Nachdem AMD das Topmodell der neuen Grafikkartengeneration, die Radeon RX 480, bereits im Juni veröffentlicht hat, sind seit Anfang August auch die beiden kleineren Modelle der aktuellen Polaris-Grafikkarten verfügbar: Radeon RX 470 und RX 460.

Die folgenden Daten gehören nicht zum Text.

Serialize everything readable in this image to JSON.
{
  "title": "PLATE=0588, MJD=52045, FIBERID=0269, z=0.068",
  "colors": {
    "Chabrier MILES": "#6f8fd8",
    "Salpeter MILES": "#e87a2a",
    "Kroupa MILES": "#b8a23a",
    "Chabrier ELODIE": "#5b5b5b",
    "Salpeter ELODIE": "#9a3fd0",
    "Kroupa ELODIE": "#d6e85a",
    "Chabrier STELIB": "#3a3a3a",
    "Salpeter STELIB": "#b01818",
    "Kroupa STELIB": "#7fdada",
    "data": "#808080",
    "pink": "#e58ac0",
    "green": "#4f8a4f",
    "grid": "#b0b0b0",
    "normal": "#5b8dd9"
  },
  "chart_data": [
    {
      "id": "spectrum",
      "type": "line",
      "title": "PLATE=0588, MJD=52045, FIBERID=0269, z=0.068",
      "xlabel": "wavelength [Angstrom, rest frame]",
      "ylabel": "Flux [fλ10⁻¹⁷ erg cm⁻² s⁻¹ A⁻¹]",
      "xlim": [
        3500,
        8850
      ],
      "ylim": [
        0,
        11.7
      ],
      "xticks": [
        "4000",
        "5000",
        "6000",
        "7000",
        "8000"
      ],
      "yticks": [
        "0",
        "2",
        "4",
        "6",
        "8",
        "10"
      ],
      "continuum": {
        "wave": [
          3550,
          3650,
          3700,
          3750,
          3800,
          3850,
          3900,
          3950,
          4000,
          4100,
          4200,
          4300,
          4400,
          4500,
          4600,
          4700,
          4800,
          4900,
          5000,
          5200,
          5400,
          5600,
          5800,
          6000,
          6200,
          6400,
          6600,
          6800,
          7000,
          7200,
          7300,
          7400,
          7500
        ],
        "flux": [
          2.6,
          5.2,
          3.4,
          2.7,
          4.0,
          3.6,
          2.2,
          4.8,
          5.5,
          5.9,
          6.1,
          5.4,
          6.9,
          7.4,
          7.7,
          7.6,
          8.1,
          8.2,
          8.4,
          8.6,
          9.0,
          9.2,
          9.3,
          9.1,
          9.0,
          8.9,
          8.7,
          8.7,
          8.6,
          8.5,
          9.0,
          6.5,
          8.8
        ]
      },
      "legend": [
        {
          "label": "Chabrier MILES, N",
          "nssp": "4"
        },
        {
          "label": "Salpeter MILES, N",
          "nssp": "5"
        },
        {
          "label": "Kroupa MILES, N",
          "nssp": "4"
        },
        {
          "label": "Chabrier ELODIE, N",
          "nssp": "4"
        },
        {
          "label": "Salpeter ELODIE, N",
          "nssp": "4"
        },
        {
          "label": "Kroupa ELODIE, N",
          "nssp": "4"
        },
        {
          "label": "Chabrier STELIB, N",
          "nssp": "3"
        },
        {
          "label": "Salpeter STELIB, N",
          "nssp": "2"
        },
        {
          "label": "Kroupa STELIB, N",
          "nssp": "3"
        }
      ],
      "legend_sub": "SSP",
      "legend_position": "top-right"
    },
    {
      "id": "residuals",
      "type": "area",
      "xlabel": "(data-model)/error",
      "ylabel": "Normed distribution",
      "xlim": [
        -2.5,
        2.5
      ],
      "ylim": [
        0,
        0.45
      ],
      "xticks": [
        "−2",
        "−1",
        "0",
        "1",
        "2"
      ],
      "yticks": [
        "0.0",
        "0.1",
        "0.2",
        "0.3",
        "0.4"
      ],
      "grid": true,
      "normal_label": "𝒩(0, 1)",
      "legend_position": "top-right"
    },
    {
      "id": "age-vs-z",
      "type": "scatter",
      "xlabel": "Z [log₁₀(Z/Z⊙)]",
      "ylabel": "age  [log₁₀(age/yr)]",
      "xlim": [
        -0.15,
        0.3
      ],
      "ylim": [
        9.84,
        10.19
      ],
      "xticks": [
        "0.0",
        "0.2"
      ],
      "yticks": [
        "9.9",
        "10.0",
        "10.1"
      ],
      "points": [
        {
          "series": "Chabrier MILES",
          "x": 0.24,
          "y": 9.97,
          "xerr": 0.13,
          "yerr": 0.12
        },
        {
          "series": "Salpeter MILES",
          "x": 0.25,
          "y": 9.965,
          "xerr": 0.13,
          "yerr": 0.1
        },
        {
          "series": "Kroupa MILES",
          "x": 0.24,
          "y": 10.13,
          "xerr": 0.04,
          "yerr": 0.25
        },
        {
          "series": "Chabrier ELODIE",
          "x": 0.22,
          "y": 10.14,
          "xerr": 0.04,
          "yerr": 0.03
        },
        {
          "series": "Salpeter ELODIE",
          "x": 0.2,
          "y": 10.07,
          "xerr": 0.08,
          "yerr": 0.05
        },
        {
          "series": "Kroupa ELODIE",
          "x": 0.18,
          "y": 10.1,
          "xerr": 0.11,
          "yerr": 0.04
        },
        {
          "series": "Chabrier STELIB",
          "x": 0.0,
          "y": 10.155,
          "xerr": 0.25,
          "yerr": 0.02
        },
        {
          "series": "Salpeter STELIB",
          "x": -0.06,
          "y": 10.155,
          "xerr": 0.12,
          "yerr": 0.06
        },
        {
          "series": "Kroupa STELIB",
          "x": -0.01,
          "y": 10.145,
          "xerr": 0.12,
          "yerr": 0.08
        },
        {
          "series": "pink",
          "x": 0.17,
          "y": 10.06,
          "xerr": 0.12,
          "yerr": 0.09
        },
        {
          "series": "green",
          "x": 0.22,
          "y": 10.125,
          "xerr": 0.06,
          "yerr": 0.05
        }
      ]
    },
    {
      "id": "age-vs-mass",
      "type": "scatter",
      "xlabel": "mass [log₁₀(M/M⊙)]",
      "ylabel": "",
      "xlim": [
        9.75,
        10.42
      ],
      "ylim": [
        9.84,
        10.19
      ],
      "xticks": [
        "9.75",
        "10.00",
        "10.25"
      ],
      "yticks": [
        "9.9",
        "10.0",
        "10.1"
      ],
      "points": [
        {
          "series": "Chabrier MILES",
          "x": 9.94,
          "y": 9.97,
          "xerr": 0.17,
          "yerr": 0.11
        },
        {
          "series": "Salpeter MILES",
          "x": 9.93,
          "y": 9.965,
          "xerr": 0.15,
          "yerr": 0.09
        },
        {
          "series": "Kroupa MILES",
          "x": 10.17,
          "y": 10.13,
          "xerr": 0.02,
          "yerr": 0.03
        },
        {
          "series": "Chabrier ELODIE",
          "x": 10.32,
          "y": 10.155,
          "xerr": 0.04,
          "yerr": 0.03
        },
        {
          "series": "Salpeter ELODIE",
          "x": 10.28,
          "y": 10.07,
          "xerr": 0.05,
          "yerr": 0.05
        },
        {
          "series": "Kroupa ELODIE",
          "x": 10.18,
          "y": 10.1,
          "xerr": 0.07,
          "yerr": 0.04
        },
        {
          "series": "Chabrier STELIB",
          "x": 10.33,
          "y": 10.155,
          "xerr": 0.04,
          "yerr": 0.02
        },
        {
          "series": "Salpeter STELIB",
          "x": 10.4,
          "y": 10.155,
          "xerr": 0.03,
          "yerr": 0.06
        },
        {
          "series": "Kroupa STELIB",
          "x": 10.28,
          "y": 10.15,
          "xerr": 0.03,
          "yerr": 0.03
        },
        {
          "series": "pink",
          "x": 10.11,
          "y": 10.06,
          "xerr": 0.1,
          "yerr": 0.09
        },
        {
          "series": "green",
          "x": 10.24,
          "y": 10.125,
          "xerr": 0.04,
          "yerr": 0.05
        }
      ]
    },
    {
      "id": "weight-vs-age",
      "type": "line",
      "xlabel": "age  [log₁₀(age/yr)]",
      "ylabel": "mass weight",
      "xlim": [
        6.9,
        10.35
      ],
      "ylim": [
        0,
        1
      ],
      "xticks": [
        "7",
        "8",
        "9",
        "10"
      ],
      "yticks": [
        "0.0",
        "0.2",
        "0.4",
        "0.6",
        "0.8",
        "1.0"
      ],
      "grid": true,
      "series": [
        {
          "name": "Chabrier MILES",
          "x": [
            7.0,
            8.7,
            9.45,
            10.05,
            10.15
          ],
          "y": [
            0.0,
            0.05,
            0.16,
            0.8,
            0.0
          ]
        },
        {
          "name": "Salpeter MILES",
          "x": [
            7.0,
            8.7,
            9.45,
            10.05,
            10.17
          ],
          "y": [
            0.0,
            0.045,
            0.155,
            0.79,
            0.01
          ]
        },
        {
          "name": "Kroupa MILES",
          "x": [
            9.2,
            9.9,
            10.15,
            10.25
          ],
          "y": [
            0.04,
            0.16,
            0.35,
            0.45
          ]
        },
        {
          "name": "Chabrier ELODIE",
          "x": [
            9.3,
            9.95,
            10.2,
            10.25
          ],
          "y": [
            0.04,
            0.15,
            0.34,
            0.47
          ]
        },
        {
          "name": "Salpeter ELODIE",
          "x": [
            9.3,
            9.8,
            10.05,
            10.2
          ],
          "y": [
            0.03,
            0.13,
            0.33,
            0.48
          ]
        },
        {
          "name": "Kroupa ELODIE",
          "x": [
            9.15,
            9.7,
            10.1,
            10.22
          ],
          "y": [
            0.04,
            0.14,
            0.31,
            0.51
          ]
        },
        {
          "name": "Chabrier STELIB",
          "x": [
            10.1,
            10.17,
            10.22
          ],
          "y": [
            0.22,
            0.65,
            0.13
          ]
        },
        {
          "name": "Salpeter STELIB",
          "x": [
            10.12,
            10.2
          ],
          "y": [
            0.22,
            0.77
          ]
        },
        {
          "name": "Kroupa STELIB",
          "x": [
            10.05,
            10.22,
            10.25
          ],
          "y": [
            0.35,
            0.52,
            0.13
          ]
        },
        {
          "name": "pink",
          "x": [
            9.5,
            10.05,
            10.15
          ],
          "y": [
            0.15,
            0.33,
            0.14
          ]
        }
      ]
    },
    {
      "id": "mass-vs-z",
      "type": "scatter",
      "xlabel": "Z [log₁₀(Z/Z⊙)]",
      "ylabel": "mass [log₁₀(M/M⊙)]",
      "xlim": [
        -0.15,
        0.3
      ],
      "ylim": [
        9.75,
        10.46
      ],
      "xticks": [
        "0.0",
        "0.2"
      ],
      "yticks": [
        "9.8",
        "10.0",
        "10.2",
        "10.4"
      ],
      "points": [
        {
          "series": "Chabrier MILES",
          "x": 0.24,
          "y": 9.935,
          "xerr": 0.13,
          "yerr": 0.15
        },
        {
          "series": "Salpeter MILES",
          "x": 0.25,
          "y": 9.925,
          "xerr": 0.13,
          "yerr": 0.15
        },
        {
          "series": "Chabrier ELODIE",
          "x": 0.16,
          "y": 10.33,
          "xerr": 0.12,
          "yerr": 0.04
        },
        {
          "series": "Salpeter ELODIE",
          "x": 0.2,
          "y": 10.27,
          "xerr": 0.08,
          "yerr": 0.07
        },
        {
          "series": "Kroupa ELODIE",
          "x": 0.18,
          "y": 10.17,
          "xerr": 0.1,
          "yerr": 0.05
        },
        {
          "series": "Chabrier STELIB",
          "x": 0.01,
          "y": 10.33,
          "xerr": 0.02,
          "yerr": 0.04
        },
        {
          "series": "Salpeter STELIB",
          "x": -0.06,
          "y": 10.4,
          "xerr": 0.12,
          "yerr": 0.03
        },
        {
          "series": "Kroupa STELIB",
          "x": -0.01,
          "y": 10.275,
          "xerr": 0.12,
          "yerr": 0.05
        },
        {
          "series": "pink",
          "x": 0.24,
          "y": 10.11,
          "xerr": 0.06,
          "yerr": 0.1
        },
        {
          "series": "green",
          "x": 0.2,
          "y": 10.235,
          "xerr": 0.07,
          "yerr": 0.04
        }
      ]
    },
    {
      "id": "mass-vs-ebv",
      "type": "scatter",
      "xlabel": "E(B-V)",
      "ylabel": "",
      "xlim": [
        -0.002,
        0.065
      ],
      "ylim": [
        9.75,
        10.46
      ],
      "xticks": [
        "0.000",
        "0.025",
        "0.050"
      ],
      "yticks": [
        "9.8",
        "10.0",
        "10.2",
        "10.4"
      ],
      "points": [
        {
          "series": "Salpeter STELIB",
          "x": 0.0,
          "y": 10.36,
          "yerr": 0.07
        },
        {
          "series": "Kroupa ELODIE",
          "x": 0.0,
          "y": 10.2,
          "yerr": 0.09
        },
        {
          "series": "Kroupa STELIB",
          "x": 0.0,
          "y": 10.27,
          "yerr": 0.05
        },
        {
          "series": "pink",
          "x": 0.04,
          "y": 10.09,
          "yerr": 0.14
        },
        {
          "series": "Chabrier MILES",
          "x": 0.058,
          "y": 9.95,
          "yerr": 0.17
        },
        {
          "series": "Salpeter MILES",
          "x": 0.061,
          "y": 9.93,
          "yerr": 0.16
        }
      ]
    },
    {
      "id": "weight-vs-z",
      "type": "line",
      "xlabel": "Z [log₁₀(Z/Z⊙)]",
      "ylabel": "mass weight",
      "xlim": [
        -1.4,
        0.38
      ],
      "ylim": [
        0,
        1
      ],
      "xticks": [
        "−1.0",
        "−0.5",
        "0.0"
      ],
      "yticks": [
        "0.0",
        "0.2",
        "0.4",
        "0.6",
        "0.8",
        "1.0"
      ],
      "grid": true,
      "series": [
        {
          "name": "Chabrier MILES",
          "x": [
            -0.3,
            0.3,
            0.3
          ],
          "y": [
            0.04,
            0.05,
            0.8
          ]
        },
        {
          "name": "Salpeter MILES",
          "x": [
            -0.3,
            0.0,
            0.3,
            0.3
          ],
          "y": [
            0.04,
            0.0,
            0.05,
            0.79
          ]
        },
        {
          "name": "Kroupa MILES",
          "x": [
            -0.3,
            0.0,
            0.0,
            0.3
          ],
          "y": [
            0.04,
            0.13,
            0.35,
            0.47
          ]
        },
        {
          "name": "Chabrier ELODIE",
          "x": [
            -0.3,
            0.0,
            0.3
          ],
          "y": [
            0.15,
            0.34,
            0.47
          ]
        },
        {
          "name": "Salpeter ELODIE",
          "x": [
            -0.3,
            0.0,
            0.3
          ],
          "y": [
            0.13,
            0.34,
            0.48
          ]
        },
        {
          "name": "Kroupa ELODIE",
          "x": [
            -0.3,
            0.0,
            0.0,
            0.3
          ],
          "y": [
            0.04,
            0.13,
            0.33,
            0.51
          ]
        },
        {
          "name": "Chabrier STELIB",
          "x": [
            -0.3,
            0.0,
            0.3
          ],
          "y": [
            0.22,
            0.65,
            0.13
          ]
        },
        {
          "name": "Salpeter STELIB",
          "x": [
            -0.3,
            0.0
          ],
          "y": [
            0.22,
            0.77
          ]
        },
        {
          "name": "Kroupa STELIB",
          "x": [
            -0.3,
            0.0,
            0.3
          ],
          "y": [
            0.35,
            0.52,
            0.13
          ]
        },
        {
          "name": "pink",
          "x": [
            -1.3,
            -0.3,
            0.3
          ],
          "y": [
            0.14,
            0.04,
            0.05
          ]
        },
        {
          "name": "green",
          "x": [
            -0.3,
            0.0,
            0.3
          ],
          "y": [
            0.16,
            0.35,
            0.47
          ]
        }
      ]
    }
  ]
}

Die RX 470 basiert, wie das  Topmodell RX 480, auf dem Polaris 10-Chip.  Allerdings mit nur 4 GB GDDR5 Grafikspeicher, welcher zudem in Bandbreite und Taktrate beschnitten ist und mit nur 2048 statt 2304 Shader-Einheiten auskommen muss. Das kleinere Modell RX 460 verwendet stattdessen den Polaris 11 Chip. Dieser wird zwar ebenfalls im 14-Nm-Verfahren gefertigt und ist so besonders Stromsparend (nur 75 Watt TDP). Doch müssen beim günstigsten Modell der RX-Serie massive Einbußen hingenommen werden. So wurde der Speicher auf nur 2 GB verkleinert. Auch der Chiptakt wurde im Vergleich zur RX 470 weiter gesenkt. Ebenso haben sich die zur Verfügung stehenden Shader-Einheiten von 2304 (RX 480) auf nur noch 896 (RX 460) mehr als halbiert.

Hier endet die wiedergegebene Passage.